According to, the word tarpaulin is derived from tar and palling, the name for sheets to cover cargo on ships. Today, there are innumerable uses for tarpaulins commercially ranging from helping to secure items being transported to keeping valuable stuff protected from the elements. The materials from which the tarpaulins are made too differ with the applications as many of them are made for specific purposes. Typically, the most common materials for tarpaulins are canvas, polythene, and PVC. A quick look at their properties for a better understanding of their applications:

Canvas Tarpaulins

Even when untreated, canvas is a coarse material that breathes very well while offering a good degree of protection from the weather. Scientific advancements have enabled manufacturers to treat the material with different chemicals for better weather protection, resistance to UV rays, as well as water and mildew. Nowadays the most common use for canvas tarps is to cover moisture-sensitive goods used in the construction and agricultural sectors while being transported. The road transport sector prefers to use a large tarp of a variety known as Ripstop Canvas, which is essentially canvas blended with polyester. A special reinforced weaving technique gives it high strength to prevent tearing and an XLP treatment for making them water and rot-resistant. The end product is lighter in weight and less expensive.

Polythene Tarpaulins 

Polythene tarpaulins are made from weaving strands of polythene, a lightweight and flexible material. They are ideal for a large variety of applications ranging from roofing, dome shelters, and road transport. Being waterproof, dirt repellant, and UV-resistant and available in a large variety of custom options, polythene tarps are appreciated for their versatility. Even though they permit easy handling because of the low weight, they are highly tear and abrasion-resistant as well as easy to repair. Used commonly in the construction and agricultural sectors, poly tarps typically come in high-density and low-density varieties. Compared to the low-density variety, the high-density tarp has a higher mesh count, extra coating of poly, and has a longer lifespan.

PVC Tarpaulins

PVC tarpaulins, also known as vinyl tarps, are a combination of high-strength polyester material reinforced with PVC that yields a product with a smooth surface. While they are stronger and thicker than other tarp varieties, they are also extremely versatile and capable of delivering superior performance under challenging weather and chemical environments. Their high resistance to wind makes it ideal for transport covers, covers for hay bales, roof covers for industries as well as use as containment liners.
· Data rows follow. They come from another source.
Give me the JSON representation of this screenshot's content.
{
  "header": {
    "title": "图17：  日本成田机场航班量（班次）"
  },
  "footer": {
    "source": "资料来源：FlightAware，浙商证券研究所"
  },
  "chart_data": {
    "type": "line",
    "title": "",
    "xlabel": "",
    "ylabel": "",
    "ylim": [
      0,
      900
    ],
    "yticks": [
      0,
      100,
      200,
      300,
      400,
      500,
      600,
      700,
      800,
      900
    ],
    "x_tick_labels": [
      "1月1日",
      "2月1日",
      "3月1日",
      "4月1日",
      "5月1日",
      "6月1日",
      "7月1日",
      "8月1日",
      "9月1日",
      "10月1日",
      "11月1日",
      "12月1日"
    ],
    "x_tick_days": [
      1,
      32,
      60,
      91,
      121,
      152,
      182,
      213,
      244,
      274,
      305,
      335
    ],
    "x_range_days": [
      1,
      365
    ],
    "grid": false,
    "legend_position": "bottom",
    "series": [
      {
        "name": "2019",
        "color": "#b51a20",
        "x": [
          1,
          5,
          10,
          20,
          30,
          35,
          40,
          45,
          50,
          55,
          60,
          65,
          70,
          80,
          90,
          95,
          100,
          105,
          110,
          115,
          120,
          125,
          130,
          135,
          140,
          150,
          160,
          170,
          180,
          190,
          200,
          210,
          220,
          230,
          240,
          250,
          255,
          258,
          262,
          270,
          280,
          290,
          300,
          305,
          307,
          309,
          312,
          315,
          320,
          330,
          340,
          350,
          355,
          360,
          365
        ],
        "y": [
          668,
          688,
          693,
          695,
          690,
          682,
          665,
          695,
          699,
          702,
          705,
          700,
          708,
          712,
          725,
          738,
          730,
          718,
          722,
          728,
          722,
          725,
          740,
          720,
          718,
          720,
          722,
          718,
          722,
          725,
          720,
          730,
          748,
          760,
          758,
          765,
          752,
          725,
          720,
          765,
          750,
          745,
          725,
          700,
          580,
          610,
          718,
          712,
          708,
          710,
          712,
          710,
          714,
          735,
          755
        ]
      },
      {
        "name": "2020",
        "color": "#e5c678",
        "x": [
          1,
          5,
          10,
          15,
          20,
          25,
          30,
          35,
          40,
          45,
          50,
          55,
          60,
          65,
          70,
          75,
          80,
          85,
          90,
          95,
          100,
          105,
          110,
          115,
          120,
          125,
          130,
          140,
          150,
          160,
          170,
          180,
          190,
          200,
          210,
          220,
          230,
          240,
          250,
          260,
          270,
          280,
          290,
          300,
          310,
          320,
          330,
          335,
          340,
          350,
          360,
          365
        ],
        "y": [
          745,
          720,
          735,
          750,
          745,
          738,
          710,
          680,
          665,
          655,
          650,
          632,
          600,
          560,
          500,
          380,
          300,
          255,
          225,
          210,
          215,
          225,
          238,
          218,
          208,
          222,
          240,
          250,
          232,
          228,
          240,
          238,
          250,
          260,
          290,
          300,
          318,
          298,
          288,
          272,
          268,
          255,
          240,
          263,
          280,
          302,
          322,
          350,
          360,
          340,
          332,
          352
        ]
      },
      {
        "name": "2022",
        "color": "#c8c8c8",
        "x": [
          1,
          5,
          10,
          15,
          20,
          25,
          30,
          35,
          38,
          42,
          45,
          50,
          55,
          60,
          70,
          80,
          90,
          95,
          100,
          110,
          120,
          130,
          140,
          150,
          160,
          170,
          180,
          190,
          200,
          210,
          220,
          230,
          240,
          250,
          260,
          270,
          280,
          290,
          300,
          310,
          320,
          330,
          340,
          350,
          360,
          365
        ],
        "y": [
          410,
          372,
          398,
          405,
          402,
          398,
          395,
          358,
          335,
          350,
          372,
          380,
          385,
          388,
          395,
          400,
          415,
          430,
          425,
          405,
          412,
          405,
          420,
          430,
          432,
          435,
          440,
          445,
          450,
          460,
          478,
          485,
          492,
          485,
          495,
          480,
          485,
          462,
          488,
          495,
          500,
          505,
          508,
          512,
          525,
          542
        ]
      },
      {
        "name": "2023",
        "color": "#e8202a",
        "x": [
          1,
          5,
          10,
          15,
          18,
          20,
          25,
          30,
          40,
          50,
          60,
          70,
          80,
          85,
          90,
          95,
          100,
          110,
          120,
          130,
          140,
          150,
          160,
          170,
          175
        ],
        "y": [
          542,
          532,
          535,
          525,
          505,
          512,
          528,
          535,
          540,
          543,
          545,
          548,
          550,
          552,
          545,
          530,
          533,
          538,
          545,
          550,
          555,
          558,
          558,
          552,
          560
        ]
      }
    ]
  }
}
Being waterproof makes them ideal for use in rainy or very cold conditions. When plasticizers are added, they become more flexible and resistant to cracking which is the most common form of degradation of poly tarps. Apart from being UV-resistant, they are also highly resistant to oils, greases, acids, and mildew while the addition of special chemicals can make them fire-retardant. It is easy to repair them onsite using hot-air welding/vulcanizing.


The selection of the tarpaulin type depends on what it will be used for, the duration of the use, and other performance parameters needed to be factored in. Tarps are available for all conceivable requirements, grades, and sizes to suit all budgets.